ML: What are your thoughts on the recent Extinction Rebellion protests which targeted financial firms in the City of London?


WR: Outside of my window, there was an Extinction Rebellion protest all last week. There was a side of me that wanted to get on my microphone and to go and talk to them and say “have you heard of this word “transition”? You can't get us to just dump all these oil stocks, all these assets, we need to help them transition to the right position.” Because if we did that BP and Royal Dutch Shell etc. would be in dire straits, because no one would own their shares. 

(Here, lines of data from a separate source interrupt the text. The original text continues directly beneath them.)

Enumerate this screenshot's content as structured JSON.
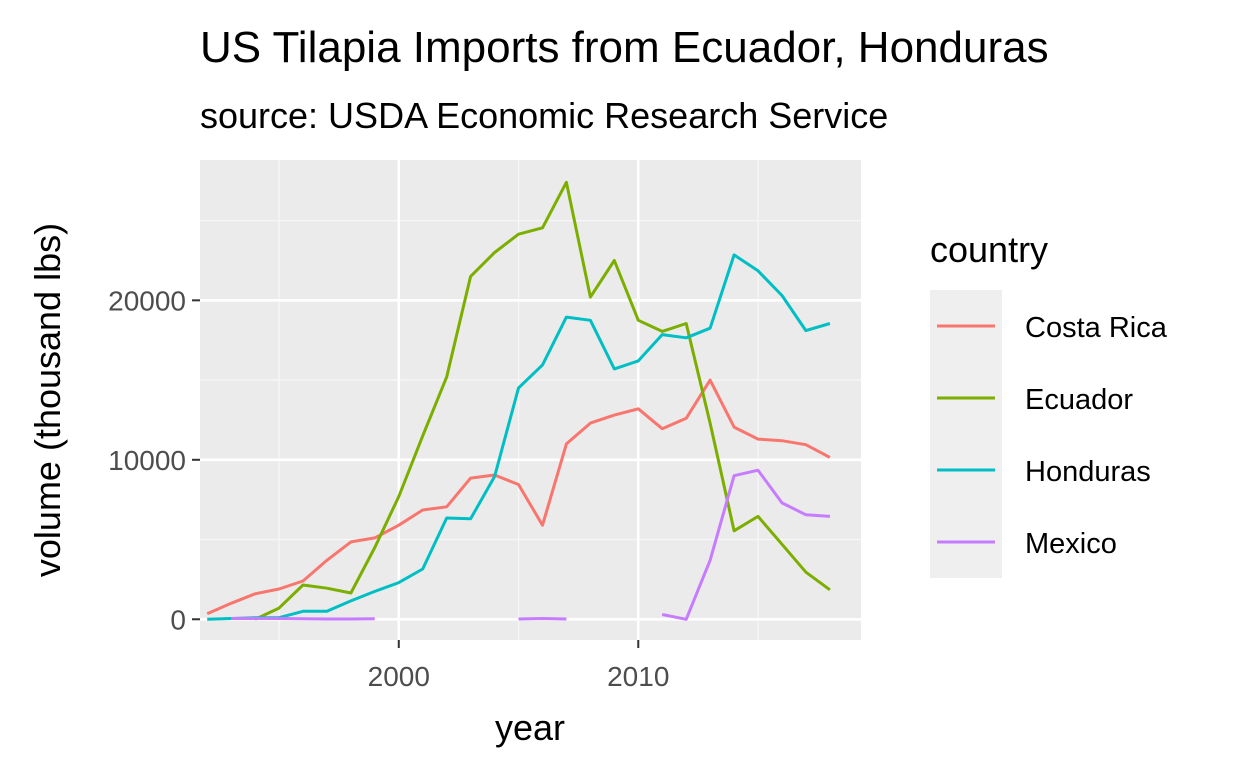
{
  "chart_data": {
    "type": "line",
    "title": "US Tilapia Imports from Ecuador, Honduras",
    "subtitle": "source: USDA Economic Research Service",
    "xlabel": "year",
    "ylabel": "volume (thousand lbs)",
    "xlim": [
      1991.7,
      2019.3
    ],
    "ylim": [
      -1300,
      28800
    ],
    "x_ticks": [
      2000,
      2010
    ],
    "y_ticks": [
      0,
      10000,
      20000
    ],
    "grid": true,
    "legend": {
      "title": "country",
      "position": "right"
    },
    "series": [
      {
        "name": "Costa Rica",
        "color": "#F8766D",
        "points": [
          [
            1992,
            350
          ],
          [
            1993,
            1000
          ],
          [
            1994,
            1600
          ],
          [
            1995,
            1900
          ],
          [
            1996,
            2400
          ],
          [
            1997,
            3700
          ],
          [
            1998,
            4850
          ],
          [
            1999,
            5100
          ],
          [
            2000,
            5900
          ],
          [
            2001,
            6850
          ],
          [
            2002,
            7050
          ],
          [
            2003,
            8850
          ],
          [
            2004,
            9050
          ],
          [
            2005,
            8450
          ],
          [
            2006,
            5900
          ],
          [
            2007,
            11000
          ],
          [
            2008,
            12300
          ],
          [
            2009,
            12800
          ],
          [
            2010,
            13200
          ],
          [
            2011,
            11950
          ],
          [
            2012,
            12600
          ],
          [
            2013,
            15000
          ],
          [
            2014,
            12050
          ],
          [
            2015,
            11300
          ],
          [
            2016,
            11200
          ],
          [
            2017,
            10950
          ],
          [
            2018,
            10150
          ]
        ]
      },
      {
        "name": "Ecuador",
        "color": "#7CAE00",
        "points": [
          [
            1994,
            0
          ],
          [
            1995,
            700
          ],
          [
            1996,
            2150
          ],
          [
            1997,
            1950
          ],
          [
            1998,
            1650
          ],
          [
            1999,
            4500
          ],
          [
            2000,
            7700
          ],
          [
            2001,
            11500
          ],
          [
            2002,
            15200
          ],
          [
            2003,
            21500
          ],
          [
            2004,
            23000
          ],
          [
            2005,
            24150
          ],
          [
            2006,
            24550
          ],
          [
            2007,
            27400
          ],
          [
            2008,
            20200
          ],
          [
            2009,
            22500
          ],
          [
            2010,
            18750
          ],
          [
            2011,
            18050
          ],
          [
            2012,
            18550
          ],
          [
            2013,
            12300
          ],
          [
            2014,
            5550
          ],
          [
            2015,
            6450
          ],
          [
            2016,
            4700
          ],
          [
            2017,
            2950
          ],
          [
            2018,
            1850
          ]
        ]
      },
      {
        "name": "Honduras",
        "color": "#00BFC4",
        "points": [
          [
            1992,
            0
          ],
          [
            1993,
            50
          ],
          [
            1994,
            100
          ],
          [
            1995,
            100
          ],
          [
            1996,
            500
          ],
          [
            1997,
            500
          ],
          [
            1998,
            1150
          ],
          [
            1999,
            1750
          ],
          [
            2000,
            2300
          ],
          [
            2001,
            3150
          ],
          [
            2002,
            6350
          ],
          [
            2003,
            6300
          ],
          [
            2004,
            8950
          ],
          [
            2005,
            14500
          ],
          [
            2006,
            15950
          ],
          [
            2007,
            18950
          ],
          [
            2008,
            18750
          ],
          [
            2009,
            15700
          ],
          [
            2010,
            16200
          ],
          [
            2011,
            17850
          ],
          [
            2012,
            17650
          ],
          [
            2013,
            18250
          ],
          [
            2014,
            22850
          ],
          [
            2015,
            21850
          ],
          [
            2016,
            20300
          ],
          [
            2017,
            18100
          ],
          [
            2018,
            18550
          ]
        ]
      },
      {
        "name": "Mexico",
        "color": "#C77CFF",
        "segments": [
          [
            [
              1993,
              50
            ],
            [
              1994,
              50
            ],
            [
              1995,
              50
            ],
            [
              1996,
              30
            ],
            [
              1997,
              20
            ],
            [
              1998,
              20
            ],
            [
              1999,
              30
            ]
          ],
          [
            [
              2005,
              20
            ],
            [
              2006,
              50
            ],
            [
              2007,
              20
            ]
          ],
          [
            [
              2011,
              300
            ],
            [
              2012,
              0
            ],
            [
              2013,
              3700
            ],
            [
              2014,
              9000
            ],
            [
              2015,
              9350
            ],
            [
              2016,
              7300
            ],
            [
              2017,
              6550
            ],
            [
              2018,
              6450
            ]
          ]
        ]
      }
    ]
  }
}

It's a transition. And I've had a 40 minute call with Bernard Looney, the CEO of BP and he is genuinely making this transition. Not everyone's going to agree with it, but you can already see that the profit that he's generating from fossil fuel is being reinvested into renewables. What Extinction Rebellion has done is highlight and make people more aware of climate change, even if we don't necessarily agree with the way they go about it. We've got COP coming up and there are a couple of big financial institutions who haven't joined yet, and one of them was targeted by Extinction Rebellion, and there's this pressure on them although I don't, in any way, condone the way they've gone about it. However, they got a lot of publicity. It's highlighted a lot of the issues that you and I talk about. The phrase which I have been using, since I gave a lecture back in February 2020 is “greening finance, financing green”, and we'll get to the day one day when the word green won't be there because every single aspect of finance will be green, and it has to be, because that's the only way we're going to get the trillions of dollars that we've got to spend to get to where we need to get to by 2050.


ML: Is green finance a separate asset class or will green finance eventually just be called ‘finance’?

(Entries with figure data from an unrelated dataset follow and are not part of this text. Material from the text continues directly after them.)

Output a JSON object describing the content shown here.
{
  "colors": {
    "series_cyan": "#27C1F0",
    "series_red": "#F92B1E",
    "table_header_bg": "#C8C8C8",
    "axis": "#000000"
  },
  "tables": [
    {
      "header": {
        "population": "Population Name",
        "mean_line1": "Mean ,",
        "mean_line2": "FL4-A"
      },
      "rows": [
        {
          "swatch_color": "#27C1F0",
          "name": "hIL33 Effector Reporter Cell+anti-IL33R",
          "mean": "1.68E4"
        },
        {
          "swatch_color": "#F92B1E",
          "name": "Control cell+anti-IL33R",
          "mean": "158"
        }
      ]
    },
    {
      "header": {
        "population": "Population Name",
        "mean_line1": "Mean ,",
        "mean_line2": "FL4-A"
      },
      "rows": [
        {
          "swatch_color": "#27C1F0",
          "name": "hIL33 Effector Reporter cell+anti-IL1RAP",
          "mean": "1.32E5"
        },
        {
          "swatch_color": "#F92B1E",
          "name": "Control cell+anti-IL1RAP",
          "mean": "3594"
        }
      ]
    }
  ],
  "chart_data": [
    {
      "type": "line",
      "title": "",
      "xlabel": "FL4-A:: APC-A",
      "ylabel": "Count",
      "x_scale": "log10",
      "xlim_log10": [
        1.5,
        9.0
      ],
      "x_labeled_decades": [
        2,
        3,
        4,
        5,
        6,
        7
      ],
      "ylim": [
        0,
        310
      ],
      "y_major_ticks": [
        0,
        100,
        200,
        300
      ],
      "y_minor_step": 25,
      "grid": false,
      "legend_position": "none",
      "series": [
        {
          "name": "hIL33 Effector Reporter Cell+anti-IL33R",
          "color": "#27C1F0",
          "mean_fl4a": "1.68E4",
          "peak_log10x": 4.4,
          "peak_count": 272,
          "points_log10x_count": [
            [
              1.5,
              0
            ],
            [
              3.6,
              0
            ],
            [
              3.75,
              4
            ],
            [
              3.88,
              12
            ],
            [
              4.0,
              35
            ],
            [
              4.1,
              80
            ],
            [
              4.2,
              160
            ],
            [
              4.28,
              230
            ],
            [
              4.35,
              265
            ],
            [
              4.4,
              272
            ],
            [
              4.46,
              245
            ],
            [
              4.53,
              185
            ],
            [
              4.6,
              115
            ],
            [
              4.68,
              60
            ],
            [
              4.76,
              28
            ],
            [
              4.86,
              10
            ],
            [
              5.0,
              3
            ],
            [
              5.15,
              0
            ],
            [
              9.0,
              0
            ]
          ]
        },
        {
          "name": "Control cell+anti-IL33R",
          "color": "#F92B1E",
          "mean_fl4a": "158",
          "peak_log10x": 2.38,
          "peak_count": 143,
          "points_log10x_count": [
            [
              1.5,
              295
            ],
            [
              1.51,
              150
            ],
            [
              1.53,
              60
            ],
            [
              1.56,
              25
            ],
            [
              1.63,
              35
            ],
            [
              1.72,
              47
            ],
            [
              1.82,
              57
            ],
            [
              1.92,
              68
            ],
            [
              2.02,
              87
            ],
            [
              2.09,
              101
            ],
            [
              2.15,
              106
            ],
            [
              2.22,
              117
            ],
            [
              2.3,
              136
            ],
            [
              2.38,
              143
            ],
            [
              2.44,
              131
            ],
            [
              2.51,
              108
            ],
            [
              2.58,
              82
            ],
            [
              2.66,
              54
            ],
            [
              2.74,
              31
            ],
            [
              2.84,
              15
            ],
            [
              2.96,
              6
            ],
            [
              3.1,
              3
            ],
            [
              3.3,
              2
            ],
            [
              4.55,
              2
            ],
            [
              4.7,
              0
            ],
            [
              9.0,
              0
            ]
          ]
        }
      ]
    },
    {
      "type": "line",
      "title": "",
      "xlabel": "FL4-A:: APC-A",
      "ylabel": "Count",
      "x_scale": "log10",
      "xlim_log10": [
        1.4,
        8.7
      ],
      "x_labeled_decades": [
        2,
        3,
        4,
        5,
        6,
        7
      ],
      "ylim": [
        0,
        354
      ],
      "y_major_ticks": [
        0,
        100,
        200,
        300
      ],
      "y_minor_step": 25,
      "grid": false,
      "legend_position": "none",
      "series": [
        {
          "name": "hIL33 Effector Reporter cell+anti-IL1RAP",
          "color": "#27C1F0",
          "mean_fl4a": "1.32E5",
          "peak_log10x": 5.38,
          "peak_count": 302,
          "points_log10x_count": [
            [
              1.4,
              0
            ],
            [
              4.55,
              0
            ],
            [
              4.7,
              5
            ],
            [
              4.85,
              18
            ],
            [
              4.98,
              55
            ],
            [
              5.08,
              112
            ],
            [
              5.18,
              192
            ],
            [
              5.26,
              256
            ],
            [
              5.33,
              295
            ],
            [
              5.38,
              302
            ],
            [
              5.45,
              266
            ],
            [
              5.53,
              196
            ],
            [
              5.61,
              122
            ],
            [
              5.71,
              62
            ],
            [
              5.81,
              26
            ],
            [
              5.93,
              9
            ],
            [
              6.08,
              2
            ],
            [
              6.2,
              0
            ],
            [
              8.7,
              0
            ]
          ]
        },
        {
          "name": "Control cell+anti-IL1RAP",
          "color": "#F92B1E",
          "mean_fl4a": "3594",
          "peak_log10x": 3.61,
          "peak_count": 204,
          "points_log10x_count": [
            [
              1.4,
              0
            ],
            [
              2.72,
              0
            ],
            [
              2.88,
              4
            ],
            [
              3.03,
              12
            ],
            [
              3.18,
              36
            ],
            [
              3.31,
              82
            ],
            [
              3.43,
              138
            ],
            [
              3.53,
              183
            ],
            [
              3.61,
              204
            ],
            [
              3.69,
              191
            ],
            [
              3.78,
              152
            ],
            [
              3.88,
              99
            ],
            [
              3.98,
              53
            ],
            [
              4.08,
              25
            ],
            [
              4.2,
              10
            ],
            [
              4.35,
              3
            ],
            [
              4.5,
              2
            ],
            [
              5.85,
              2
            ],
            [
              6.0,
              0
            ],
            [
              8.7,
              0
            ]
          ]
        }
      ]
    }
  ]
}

WR: It's already happening. everyone is thinking about it, and they're thinking about it in every part of the world. Today, I had a fascinating call with the Indonesian Investment Authority. They've set up a sovereign wealth fund, it's literally 137 days old. What's fascinating about that, is they're getting some money from the Indonesian government and their first investment is going to be sustainable infrastructure in Indonesia. Think about the amount of money that we could put in the Indonesian Investment Authority and get a return on it, but all that money is going to make Indonesia a greener, more sustainable country. This is how it's going to happen. I think we're moving very quickly, down that route, we can always move quicker, but I don't know when the day will be when we can turn around and just say all finance is sustainable. We're getting quite close, it's not a separate asset class anymore, and every fund is going to have to look at themselves and say “we just can no longer invest in companies that aren't doing what they should be doing around sustainability”.


ML: Are financial firms clamouring to be regulated or are they more in favour of self-regulation or no regulation whatsoever?

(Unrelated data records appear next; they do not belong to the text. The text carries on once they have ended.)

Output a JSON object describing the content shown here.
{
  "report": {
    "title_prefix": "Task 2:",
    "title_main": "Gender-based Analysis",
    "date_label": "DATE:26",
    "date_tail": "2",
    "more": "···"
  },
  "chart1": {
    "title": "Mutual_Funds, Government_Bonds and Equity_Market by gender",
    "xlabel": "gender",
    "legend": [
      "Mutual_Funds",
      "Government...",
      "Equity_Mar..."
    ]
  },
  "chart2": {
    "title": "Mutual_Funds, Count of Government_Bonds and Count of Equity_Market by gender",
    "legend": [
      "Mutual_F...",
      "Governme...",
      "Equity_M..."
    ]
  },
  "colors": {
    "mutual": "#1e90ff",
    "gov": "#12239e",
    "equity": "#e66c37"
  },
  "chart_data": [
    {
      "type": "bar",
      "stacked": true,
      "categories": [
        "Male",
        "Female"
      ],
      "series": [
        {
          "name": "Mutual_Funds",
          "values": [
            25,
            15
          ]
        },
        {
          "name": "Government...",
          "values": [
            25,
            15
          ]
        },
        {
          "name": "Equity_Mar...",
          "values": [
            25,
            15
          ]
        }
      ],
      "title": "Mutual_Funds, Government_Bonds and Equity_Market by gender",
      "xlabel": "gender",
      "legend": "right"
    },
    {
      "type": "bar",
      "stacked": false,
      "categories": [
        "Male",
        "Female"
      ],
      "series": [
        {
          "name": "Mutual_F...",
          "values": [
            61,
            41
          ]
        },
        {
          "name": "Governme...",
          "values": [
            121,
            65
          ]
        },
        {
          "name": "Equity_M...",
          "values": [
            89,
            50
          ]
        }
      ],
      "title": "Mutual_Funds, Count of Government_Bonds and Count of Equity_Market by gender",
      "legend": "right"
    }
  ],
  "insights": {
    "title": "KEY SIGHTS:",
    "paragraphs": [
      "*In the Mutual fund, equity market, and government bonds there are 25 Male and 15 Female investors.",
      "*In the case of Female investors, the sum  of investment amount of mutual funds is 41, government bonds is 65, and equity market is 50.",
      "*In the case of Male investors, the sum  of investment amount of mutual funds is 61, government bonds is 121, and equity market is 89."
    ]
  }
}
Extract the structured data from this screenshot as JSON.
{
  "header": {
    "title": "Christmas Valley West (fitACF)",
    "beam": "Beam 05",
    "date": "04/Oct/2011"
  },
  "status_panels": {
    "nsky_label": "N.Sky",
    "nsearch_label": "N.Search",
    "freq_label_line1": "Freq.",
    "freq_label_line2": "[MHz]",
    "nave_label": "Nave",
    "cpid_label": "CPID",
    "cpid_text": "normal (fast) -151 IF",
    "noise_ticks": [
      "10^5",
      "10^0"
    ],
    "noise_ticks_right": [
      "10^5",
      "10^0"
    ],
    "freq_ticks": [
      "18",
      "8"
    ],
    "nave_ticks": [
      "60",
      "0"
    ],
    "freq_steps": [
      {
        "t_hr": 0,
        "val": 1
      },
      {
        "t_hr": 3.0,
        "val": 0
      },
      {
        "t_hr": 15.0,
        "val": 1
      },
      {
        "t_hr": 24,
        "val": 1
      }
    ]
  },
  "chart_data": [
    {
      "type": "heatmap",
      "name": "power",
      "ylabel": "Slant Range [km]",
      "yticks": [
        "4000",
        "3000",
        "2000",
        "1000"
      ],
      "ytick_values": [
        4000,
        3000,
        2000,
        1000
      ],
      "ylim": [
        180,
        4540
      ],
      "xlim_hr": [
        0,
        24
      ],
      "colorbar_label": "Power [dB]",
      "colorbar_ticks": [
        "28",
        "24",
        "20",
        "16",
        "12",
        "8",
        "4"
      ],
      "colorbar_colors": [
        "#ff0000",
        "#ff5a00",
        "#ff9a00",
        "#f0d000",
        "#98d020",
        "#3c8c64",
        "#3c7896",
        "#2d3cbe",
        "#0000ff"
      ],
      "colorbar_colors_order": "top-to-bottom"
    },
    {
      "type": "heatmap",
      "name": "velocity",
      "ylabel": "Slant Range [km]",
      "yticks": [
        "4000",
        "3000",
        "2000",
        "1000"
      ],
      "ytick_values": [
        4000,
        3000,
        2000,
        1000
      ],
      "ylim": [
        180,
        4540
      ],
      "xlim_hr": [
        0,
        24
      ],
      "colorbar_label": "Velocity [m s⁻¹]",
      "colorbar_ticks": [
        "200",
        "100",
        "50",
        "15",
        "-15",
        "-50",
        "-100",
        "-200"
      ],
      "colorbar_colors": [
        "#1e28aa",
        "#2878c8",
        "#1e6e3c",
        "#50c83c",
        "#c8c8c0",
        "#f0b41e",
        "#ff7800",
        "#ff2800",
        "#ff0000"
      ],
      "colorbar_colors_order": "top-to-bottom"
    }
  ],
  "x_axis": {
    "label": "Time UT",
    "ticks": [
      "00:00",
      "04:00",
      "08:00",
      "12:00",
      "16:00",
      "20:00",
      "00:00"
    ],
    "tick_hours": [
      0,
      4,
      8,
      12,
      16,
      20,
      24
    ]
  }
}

WR: I think they're clamouring to be regulated, because if you don't have that, you're going to have people going off in different directions. I think regulators have a big part to play in this, because if we can have that regulation, and that rulebook, then they've got to follow it. If you don't regulate financial services you've got rogues and that's the problem. We're going to have the rogue ones greenwashing. If regulators aren't there watching it, they'll take advantage of it.


ML: How important is acknowledging climate risks for accountants? Could accounting rules like GAAP in America and IFRS elsewhere help to encourage firms away from fossil fuel investments?


WR: We've already started to see that with the fossil fuel companies, BP has already written off some stranded assets, knowing that that's the way that things are headed. I think that's going to happen more and more with companies. They've got to look at those assets at risk from climate change. If that means doing things on the balance sheet to make that call, that's great. This is even more reason for a global rule book.